Die Motivation für das Forschungsprojekt kam durch mehrere Aspekte: das große Interesse an Archiven und Archivpraktiken, das ‚Wiederfinden‘ einer bestimmten Tanzzeitschrift – The Dance Magazine – in den Derra de Moroda Dance Archives und ein Zitat aus dem 2010 erschienen Buch Medium macht Mode: Zur Ikonotextualität der Modezeitschrift, das sich hauptsächlich mit dem Sujet der Modestrecke in Modezeitschriften auseinandersetzt und Analysemethoden vorschlägt. Die Kulturwissenschaftlerin Dagmar Venohr schreibt darin über die vielen aus anderen Disziplinen entlehnten Methoden:

„Das Spektrum reicht von kunst- bzw. kostümhistorischen, textilanthropologischen, soziologischen oder kulturwissenschaftlichen Arbeiten im Sinne der Cultural Studies, über semiologisch, strukturalistisch oder linguistisch basierten Ansätzen bis zu kommunikations-, literatur- und bildwissenschaftlichen Untersuchungen, […].“[1]

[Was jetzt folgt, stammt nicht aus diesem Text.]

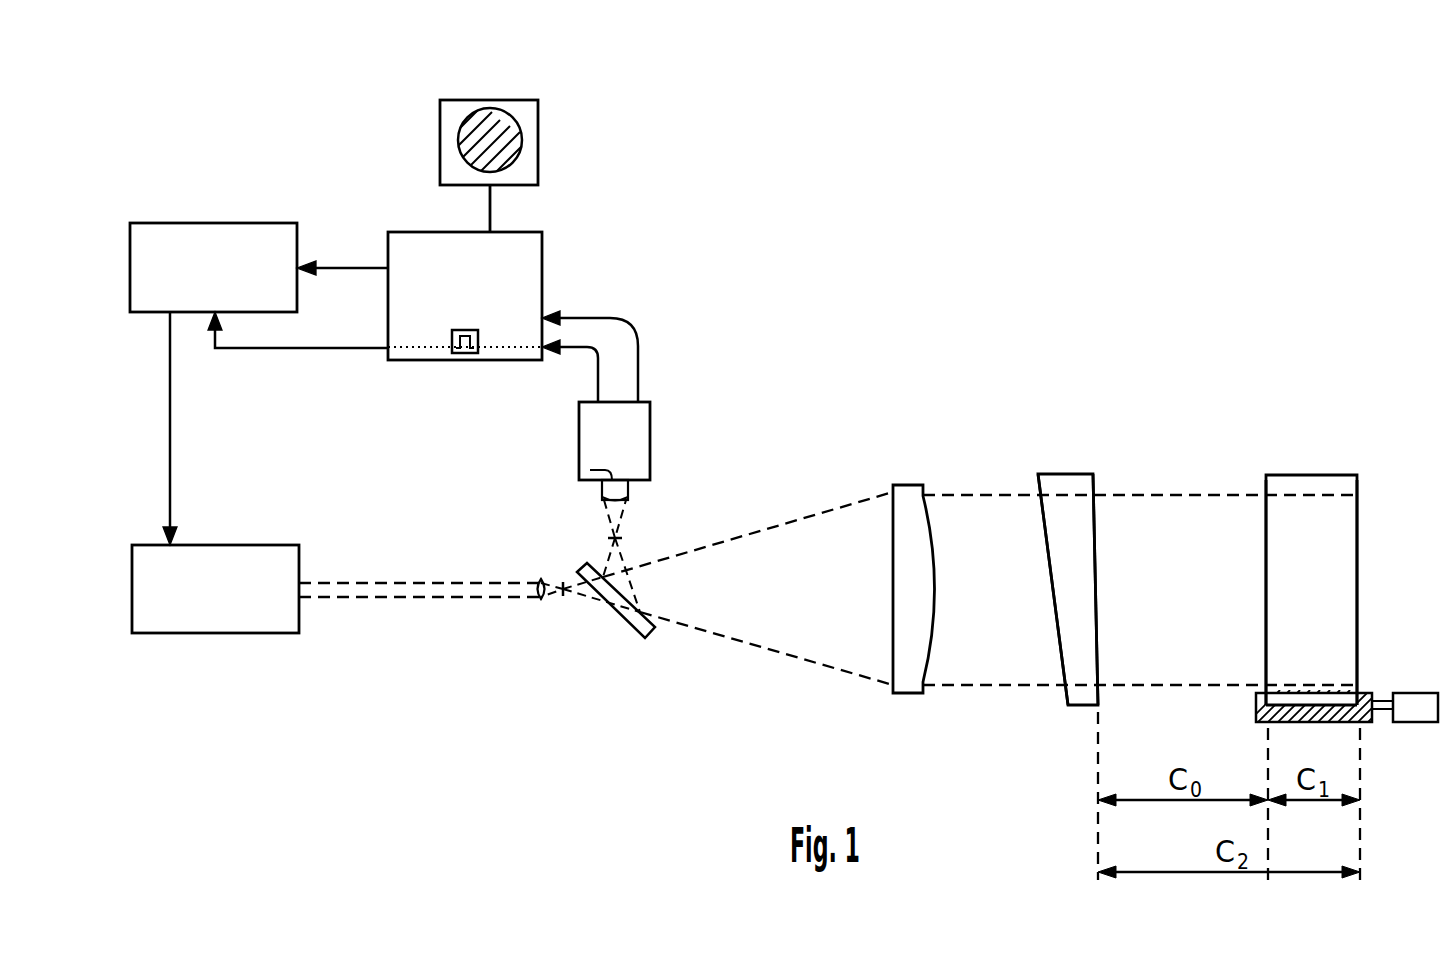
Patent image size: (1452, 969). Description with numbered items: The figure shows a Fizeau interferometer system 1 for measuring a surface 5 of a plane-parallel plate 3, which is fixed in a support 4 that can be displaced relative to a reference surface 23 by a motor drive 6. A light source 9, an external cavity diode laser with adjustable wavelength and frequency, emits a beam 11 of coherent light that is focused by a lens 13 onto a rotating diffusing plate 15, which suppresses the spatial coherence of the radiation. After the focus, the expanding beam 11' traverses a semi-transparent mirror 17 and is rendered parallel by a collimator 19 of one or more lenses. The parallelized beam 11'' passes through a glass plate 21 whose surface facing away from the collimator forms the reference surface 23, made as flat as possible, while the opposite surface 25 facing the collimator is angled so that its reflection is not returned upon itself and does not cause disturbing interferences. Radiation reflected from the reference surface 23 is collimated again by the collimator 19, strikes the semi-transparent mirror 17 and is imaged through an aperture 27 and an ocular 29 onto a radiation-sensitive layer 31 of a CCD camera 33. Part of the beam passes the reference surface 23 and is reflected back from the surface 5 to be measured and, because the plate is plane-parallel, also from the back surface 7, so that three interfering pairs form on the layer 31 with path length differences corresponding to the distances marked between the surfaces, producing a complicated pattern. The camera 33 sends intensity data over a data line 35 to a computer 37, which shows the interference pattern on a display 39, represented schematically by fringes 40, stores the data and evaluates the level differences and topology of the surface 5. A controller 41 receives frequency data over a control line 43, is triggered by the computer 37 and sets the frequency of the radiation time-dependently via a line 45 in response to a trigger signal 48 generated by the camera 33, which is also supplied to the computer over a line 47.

The Fizeau interferometer system 1 is at (978, 254).
The plane-parallel plate 3 is at (1308, 475).
The support 4 is at (1368, 720).
The surface to be measured 5 is at (1266, 510).
The motor drive 6 is at (1405, 693).
The back surface 7 is at (1357, 510).
The light source 9 is at (257, 633).
The beam 11 is at (419, 550).
The expanding beam 11' is at (748, 562).
The parallelized beam 11'' is at (1140, 552).
The lens 13 is at (540, 600).
The diffusing plate 15 is at (563, 597).
The semi-transparent mirror 17 is at (645, 638).
The collimator 19 is at (908, 693).
The glass plate 21 is at (1065, 474).
The reference surface 23 is at (1097, 510).
The surface of the plate 25 is at (1063, 665).
The aperture 27 is at (630, 538).
The ocular 29 is at (628, 497).
The radiation-sensitive layer 31 is at (590, 470).
The CCD camera 33 is at (650, 430).
The data line 35 is at (637, 340).
The computer 37 is at (542, 250).
The display 39 is at (538, 122).
The fringes 40 is at (490, 115).
The controller 41 is at (223, 223).
The control line 43 is at (355, 268).
The line 45 is at (170, 438).
The line 47 is at (312, 349).
The trigger signal 48 is at (462, 360).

Die Tanzwissenschaft wird hier nicht erwähnt, obwohl rückblickend aus bewegungs- und körperanalytischer Perspektive eine methodische Verschränkung von Tanzwissenschaft, Performance Studies und Fashion Studies sehr erkenntnisreich ist und war. Mit diesem Projekt wollten wir beginnen, diese Schieflage zu verändern und erstens Modezeitschriften um eine tanzwissenschaftliche Perspektive zu erweitern und zweitens Methoden und Theorien aus der Modewissenschaft auf Tanzzeitschriften zu übertragen. Dazu sind wir direkt in die Archive gegangen und haben uns durch die Bestände des Derra de Moroda Dance Archives sowie diverser digitalisierter Archivbestände wie – um nur einige zu nennen – Gallica, Anno und das Archiv der Vogue gearbeitet, um Verbindungslinien zwischen Tanz und Mode zu ziehen und, wie sich herausstellte, nicht nur den Methodenkanon der Tanzwissenschaft, sondern auch den Themenkanon zu erweitern.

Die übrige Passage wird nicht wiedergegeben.